With fixed overdrive, you can have varying artifacts for varying refresh rates -- e.g. more ghosting (smearing) at certain frame rates, and more coronas (bright afterimages) at other frame rates, If you're not familiar wth LCD motion artifacts, see LCD Motion Artifacts 101.

That's variable artifacts for generic untuned/uncertified Adaptive Sync that doesn't use VRR-aware overdrive tuning.

Good Variable Refresh Rate Overdrive is Horrendously Complex

That's why G-SYNC chip has been so impressive in the quality of their overdrive tuning. It's horrendously complex, since you need to correctly calculate an Overdrive Gain based on multiple frametimes (all of them different).

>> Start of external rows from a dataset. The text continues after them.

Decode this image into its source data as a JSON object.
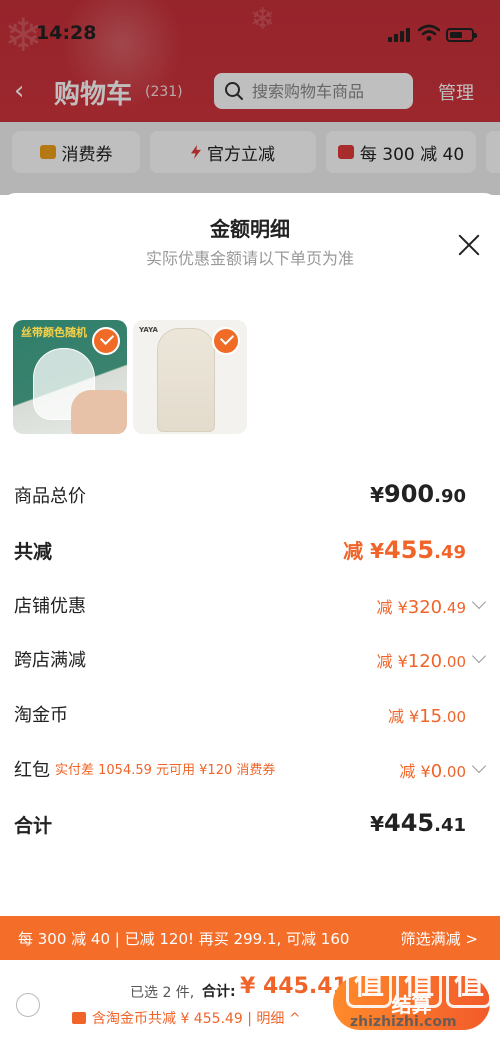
{
  "status": {
    "time": "14:28"
  },
  "nav": {
    "title": "购物车",
    "count": "(231)",
    "search_placeholder": "搜索购物车商品",
    "manage": "管理"
  },
  "chips": [
    {
      "label": "消费券",
      "icon": "coupon-icon"
    },
    {
      "label": "官方立减",
      "icon": "lightning-icon"
    },
    {
      "label": "每 300 减 40",
      "icon": "red-envelope-icon"
    }
  ],
  "sheet": {
    "title": "金额明细",
    "subtitle": "实际优惠金额请以下单页为准",
    "products": [
      {
        "tag": "丝带颜色随机",
        "checked": true
      },
      {
        "brand": "YAYA",
        "checked": true
      }
    ],
    "rows": {
      "goods_total": {
        "label": "商品总价",
        "currency": "¥",
        "int": "900",
        "dec": ".90"
      },
      "total_discount": {
        "label": "共减",
        "prefix": "减 ¥",
        "int": "455",
        "dec": ".49"
      },
      "shop_discount": {
        "label": "店铺优惠",
        "prefix": "减 ¥",
        "int": "320",
        "dec": ".49"
      },
      "cross_shop": {
        "label": "跨店满减",
        "prefix": "减 ¥",
        "int": "120",
        "dec": ".00"
      },
      "taojinbi": {
        "label": "淘金币",
        "prefix": "减 ¥",
        "int": "15",
        "dec": ".00"
      },
      "hongbao": {
        "label": "红包",
        "note": "实付差 1054.59 元可用 ¥120 消费券",
        "prefix": "减 ¥",
        "int": "0",
        "dec": ".00"
      },
      "sum": {
        "label": "合计",
        "currency": "¥",
        "int": "445",
        "dec": ".41"
      }
    }
  },
  "promo": {
    "text": "每 300 减 40 | 已减 120! 再买 299.1, 可减 160",
    "filter": "筛选满减 >"
  },
  "checkout": {
    "selected": "已选 2 件,",
    "total_label": "合计:",
    "total_value": "¥ 445.41",
    "detail": "含淘金币共减 ¥ 455.49 | 明细 ^",
    "pay_label": "结算"
  },
  "watermark": {
    "chars": [
      "值",
      "值",
      "值"
    ],
    "url": "zhizhizhi.com"
  },
  "colors": {
    "brand_red": "#c9303a",
    "accent_orange": "#f0642a",
    "promo_bg": "#f46e2a"
  }
}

Sometimes knowing only the previous frametime (refresh interval) is not sufficient information to have high quality variable-refresh overdrive panels. And some panel electronics don't behave very well with realtime precise changes to Overdrive Gain.

Basically, the scaler needs some basic knowledge of how much the panel is ghosting/coronaing at ALL times, and dynamically change overdrive for the next refresh cycle to compensate for an accumulated/deficit (which can look different for a pair of fast-slow, slow-slow, slow-fast and fast-fast frametimes for the last 2 refresh cycles). While also trying to predict the next frametime, to try to pre-emptively reduce artifacts in advance of the next expected refresh cycle.

Even without knowing what companies do -- a lot of complexity lurks underneath good variable refresh rate overdrive. I know this because I have done custom overdrive tuning for some panels before.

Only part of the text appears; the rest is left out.